Ни слова не произнося, Дарио вывел Анюту из комнаты, и они, путая ступени и спотыкаясь, стали спускаться по лестнице вниз. В самом низу Анюта, глядя в пол, чтобы не смотреть наверх, откуда они спустились, сказала:
- Как-то вы нехорошо живете.
- Да что там нехорошо – скверно. Да и не живем мы вовсе. Впрочем, это русский вопрос…
- Так нельзя… Надо все менять.
- Жизнь – не обстановка в доме. Ее так просто не поменяешь.
- Русский – не русский, а надо.
Сверху же все доносилось: «Как трогательно! Ах, ах!»
VIII
Анюта Скобелева вообще-то в сиделки попала случайно. Даже не то чтобы попала, как попадает шар в бильярдную лузу, а как бы волею случая приняла непривычное, не свойственное ей, неудобное положение и задержалась в этом положении. И оно оказалось таким удобным и привычным, что не захотелось его менять.
Иными словами, однажды ее попросили, и она согласилась, поскольку неловко было отказать. Отказать тем, к кому сама не раз обращалась за помощью, напоминала о себе, надоедала, и ей никогда не отказывали. Чем могли – помогали. Поэтому Анюта считала себя обязанной выполнить ответную просьбу – посидеть со старушкой на даче, временно, пока хозяева не найдут ей постоянную замену.
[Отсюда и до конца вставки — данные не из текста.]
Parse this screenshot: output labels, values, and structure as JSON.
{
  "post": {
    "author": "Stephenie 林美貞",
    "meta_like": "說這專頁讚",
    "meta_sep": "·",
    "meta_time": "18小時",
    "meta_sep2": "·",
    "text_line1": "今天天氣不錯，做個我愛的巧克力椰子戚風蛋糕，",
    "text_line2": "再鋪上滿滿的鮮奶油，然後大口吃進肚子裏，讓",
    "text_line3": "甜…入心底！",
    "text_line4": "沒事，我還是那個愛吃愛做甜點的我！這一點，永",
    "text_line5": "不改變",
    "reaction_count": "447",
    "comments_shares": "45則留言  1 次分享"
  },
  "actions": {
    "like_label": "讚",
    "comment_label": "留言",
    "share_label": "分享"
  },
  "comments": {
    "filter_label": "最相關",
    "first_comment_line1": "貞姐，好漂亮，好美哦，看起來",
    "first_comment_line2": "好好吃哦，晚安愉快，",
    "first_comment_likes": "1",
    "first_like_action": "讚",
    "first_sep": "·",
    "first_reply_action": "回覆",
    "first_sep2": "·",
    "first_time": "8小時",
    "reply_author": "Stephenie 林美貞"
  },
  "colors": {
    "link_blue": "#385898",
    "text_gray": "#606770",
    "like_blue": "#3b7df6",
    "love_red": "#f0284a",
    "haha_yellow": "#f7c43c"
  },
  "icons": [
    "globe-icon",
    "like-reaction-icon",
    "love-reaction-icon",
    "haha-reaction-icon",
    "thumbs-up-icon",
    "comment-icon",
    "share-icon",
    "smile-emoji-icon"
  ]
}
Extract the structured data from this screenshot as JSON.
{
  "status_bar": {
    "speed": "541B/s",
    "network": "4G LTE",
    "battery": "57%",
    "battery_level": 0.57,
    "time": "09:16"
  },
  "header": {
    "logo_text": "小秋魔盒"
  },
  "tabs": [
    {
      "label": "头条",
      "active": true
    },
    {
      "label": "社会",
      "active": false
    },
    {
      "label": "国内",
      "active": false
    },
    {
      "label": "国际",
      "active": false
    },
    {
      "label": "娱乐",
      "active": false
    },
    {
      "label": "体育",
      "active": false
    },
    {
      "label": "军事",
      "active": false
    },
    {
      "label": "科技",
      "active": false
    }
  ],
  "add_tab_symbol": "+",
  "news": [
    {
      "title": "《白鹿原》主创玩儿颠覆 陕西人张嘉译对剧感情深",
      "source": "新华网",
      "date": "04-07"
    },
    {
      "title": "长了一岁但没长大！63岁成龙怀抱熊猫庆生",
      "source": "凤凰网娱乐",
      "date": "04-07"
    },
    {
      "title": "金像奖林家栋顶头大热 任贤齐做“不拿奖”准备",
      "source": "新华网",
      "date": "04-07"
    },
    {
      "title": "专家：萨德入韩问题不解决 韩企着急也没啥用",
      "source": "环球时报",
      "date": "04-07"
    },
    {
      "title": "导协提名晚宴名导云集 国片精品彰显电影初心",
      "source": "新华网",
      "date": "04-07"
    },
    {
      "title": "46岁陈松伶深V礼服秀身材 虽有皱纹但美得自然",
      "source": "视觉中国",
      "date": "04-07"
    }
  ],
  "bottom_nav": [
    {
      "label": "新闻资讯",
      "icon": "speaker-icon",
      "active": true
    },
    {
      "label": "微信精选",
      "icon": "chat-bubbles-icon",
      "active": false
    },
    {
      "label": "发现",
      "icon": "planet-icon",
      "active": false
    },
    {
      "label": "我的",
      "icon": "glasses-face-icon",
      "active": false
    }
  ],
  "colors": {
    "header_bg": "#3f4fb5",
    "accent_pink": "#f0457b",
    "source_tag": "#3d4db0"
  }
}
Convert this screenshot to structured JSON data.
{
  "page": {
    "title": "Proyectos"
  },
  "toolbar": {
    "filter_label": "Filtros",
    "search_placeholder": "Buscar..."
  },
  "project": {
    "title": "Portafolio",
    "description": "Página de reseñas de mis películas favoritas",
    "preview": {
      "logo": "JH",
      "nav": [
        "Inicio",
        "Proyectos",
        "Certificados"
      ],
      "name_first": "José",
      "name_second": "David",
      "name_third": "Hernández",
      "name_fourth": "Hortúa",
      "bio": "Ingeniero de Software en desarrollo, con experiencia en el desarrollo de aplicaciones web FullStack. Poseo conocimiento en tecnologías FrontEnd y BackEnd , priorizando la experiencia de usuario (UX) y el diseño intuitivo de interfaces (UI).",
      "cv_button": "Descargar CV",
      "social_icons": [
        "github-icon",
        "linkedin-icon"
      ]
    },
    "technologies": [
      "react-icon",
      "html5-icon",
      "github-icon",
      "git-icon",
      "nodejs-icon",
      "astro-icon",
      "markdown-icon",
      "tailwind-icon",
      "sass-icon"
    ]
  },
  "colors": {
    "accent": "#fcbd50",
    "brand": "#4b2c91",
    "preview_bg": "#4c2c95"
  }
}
Дачу хозяева не построили, а купили - она досталась им сразу, готовенькая, ухоженная, с облепленным улитками душем, ваннами для сбора дождевой воды, играющая разноцветными стеклышками в ромбовых переплетах веранды. Комнаты пахли смолой, застывшей в распилах бревен, и это чувство счастливого обретения нового убежища – гнезда – передалось и Анюте.
Раньше она на дачах не жила и даже не мечтала когда-нибудь пожить. А тут ее привезли, как барыню, и она благоговейно вступила под своды… Стояло дождливое, прелое и душное лето, погромыхивало где-то за горизонтом, в малине гудели шмели, падалицу яблонь уносили на своих иголках ежи, соседский кот от обжорства не лакал оставленное ему молоко, а играл с блюдцем, переворачивая его лапой.
Ее новое положение заключалось в том, чтобы ухаживать за бабушкой. Анюта ее поила из большой желтой чашки, кормила с ложечки, сажала в кресло или гамак, привязанный к березам, выводила под руку за калитку, читала вслух. Словом, заботилась и любила, хотя иногда покрикивала, если та капризничала, и грозила ей пальцем как маленькой. Это приносило странное удовлетворение, и ей казалось (собственных детей она иметь не могла), что бабушка – ее большая, грузная, одышливая дочка.
И было нестерпимо жалко, что эта дочка скоро умрет. И, по-видимому, это произойдет, через год-два, а то и раньше, поскольку ночами она задыхалась, содрогалась от кашля, и на платке оставались капельки крови (приходилось ее успокаивать и внушать, что это остатки малинового киселя).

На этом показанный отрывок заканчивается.